Sunday, June 3, 2012
Three Books About Brigham Young, Plus One
Some Latter-day Saints are, I think, a bit uncomfortable with Brigham Young. He was, they admit -- and who could plausibly deny it? -- a brilliant organizer, leader, and pioneer, but . . . but . . . well, he taught some funny things, they may say, and he may have been mean if not downright vicious and violent on occasion. And then there are all those wives.
I don't think he merits this guarded, rather suspicious, and grudging admiration. He was a good man. Moreover, he was Joseph Smith's true and worthy successor, and I sustain him heartily as a prophet and apostle.
Here are three excellent books that will, I think, help readers to appreciate Brother Brigham more fully:
Leonard Arrington, Brigham Young: American Moses (Chicago and Urbana: University of Illinois Press, 1996).
Eugene England, Brother Brigham (Salt Lake City: Bookcraft, 1980).
Hugh Nibley, Brother Brigham Challenges the Saints (Salt Lake City: Deseret Book, 1994.)

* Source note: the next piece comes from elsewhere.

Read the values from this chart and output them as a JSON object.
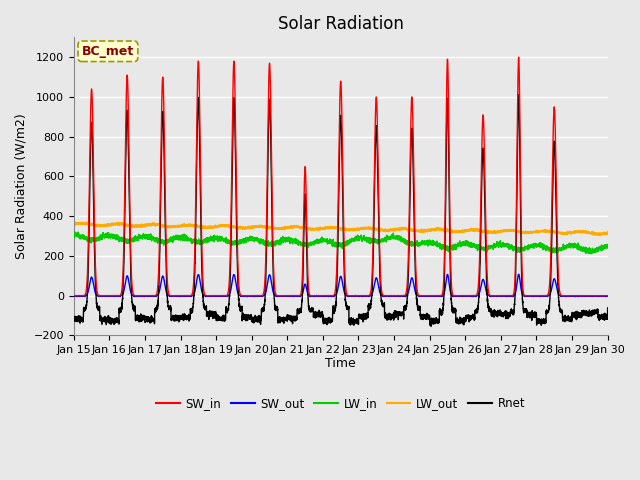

And here, by the way, is another very fine book (the first of a projected two-volume work) that helps enormously with the single most serious matter that's thought by some to count against Brigham Young's good character:
Ronald W. Walker, Richard Turley, and Glen M. Leonard, Massacre at Mountain Meadows (New York: Oxford University Press, 2008).